Q. You studied ‘acting’ in PFI? Is it necessary to study to become a fine artist?
A. This is a difficult question to answer. There are a many artists who without training have become legends. However, no one can succeed in this field without having a deep understating of the process as a whole. Those who have succeeded have done so because of their natural ability in adaptation, but if we are to have a mass full of untrained people in the industry we will get bad result and if we have trained artists and technical staff, our quality will be high, no doubt.
Q. You seem to be very harsh on people who take their career in Cinema lightly, any reasons?

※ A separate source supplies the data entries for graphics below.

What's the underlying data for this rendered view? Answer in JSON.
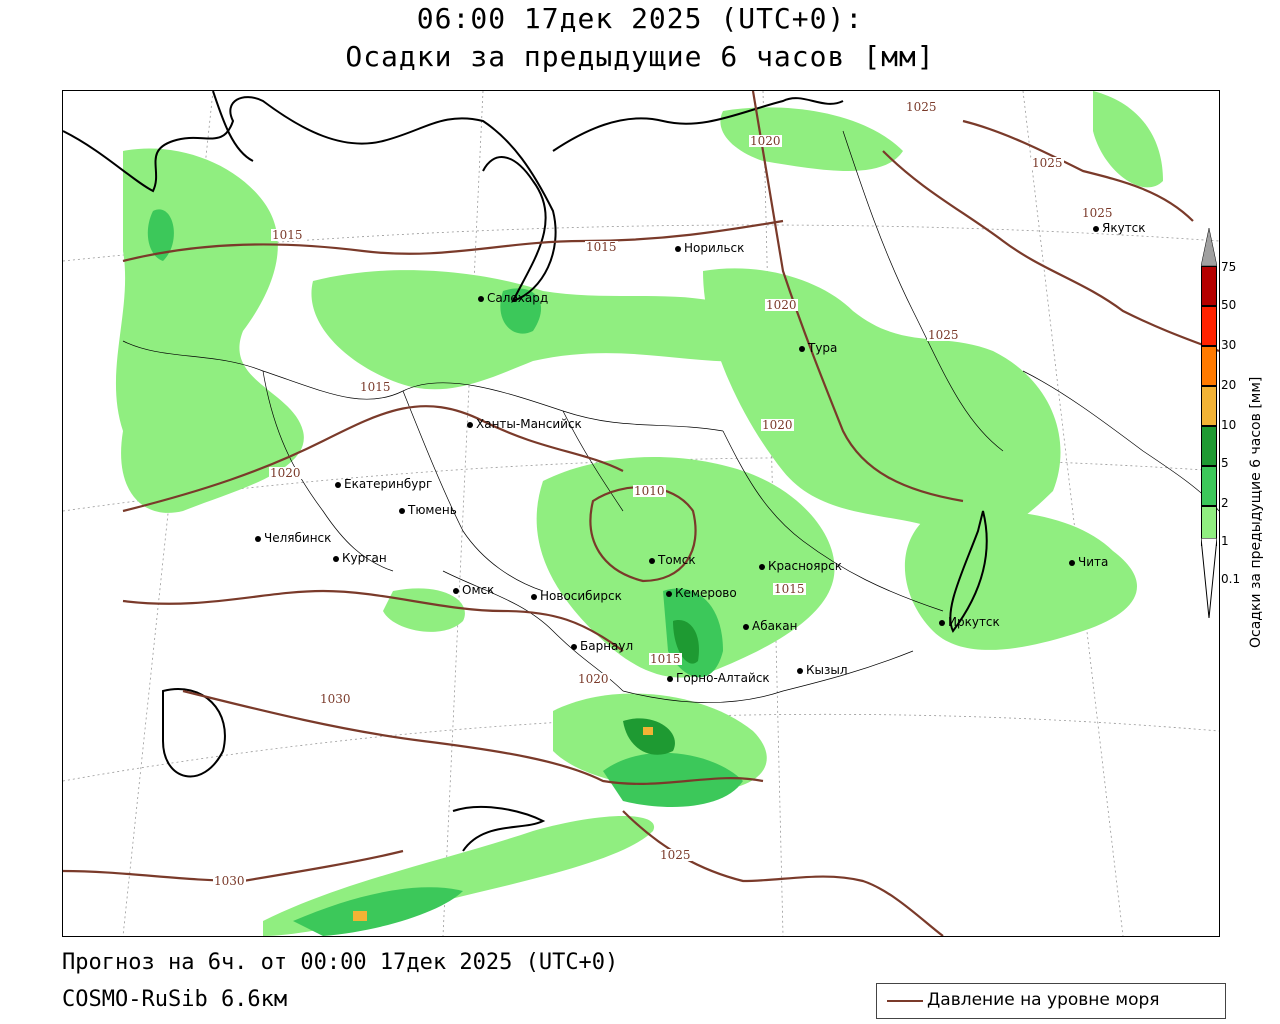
{
  "header": {
    "title_line1": "06:00 17дек 2025 (UTC+0):",
    "title_line2": "Осадки за предыдущие 6 часов [мм]"
  },
  "footer": {
    "forecast": "Прогноз на 6ч. от 00:00 17дек 2025 (UTC+0)",
    "model": "COSMO-RuSib 6.6км"
  },
  "legend": {
    "pressure_label": "Давление на уровне моря",
    "pressure_color": "#7a3a2a"
  },
  "colorbar": {
    "title": "Осадки за предыдущие 6 часов [мм]",
    "levels": [
      "0.1",
      "1",
      "2",
      "5",
      "10",
      "20",
      "30",
      "50",
      "75"
    ],
    "colors": [
      "#ffffff",
      "#90ee80",
      "#3cc85a",
      "#1e9a32",
      "#f2b335",
      "#ff7a00",
      "#ff2200",
      "#b40000",
      "#a0a0a0"
    ]
  },
  "cities": [
    {
      "name": "Норильск"
    },
    {
      "name": "Якутск"
    },
    {
      "name": "Салехард"
    },
    {
      "name": "Тура"
    },
    {
      "name": "Ханты-Мансийск"
    },
    {
      "name": "Екатеринбург"
    },
    {
      "name": "Тюмень"
    },
    {
      "name": "Челябинск"
    },
    {
      "name": "Курган"
    },
    {
      "name": "Омск"
    },
    {
      "name": "Новосибирск"
    },
    {
      "name": "Томск"
    },
    {
      "name": "Кемерово"
    },
    {
      "name": "Красноярск"
    },
    {
      "name": "Абакан"
    },
    {
      "name": "Барнаул"
    },
    {
      "name": "Горно-Алтайск"
    },
    {
      "name": "Кызыл"
    },
    {
      "name": "Иркутск"
    },
    {
      "name": "Чита"
    }
  ],
  "isobars": [
    "1025",
    "1020",
    "1025",
    "1015",
    "1015",
    "1020",
    "1025",
    "1015",
    "1020",
    "1020",
    "1010",
    "1025",
    "1015",
    "1015",
    "1020",
    "1030",
    "1025",
    "1030"
  ]
}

A. Yes, and rightly so. These are the people who have destroyed their own career and in the long run the face of cinema in Nepal. People, without understating the subtleties of the cinema, have come into this field. Actors, who have no knowledge, have been given break, producers who have no idea how challenging it is to make movies have jumped into the pan after being brainwashed for an hour, and people with no technical knowledge are our technical staff. How do we expect quality and creativity with this? I would like to give you an example. During my time at PFI, Shakti Kapoor failed at the subject of dancing. Determined to become an all round actor, he worked so hard on his dancing that he was later known in bollywood for his dancing skills as well. This is what determination is. If people with determination and understanding, come into this field, we will definitely be better but we need to understand that this is our shortcoming and we should move forward and hope this situation clears in some time.
Q. Let us get a bit personal here: Your favorite movie?
Q. Favorite directors?
Q. Life changing event?
A. Positively: My Marriage, Negatively: The loss of my father.
Q. The greatest quality of an actor?
A. Respect for the process of acting.
Q. The first movie you watched?
A. A Hindi movie the name of whose I forgot, while at my secondary schooling in India.
Q. Your First movie?
A. Uchi Udaan (Hindi)
Q. Latest Movie?
Q. What would you want the most in the director?
A. That the director should not be rigid, he/she must be able to change his philosophy with creative inputs whenever necessary.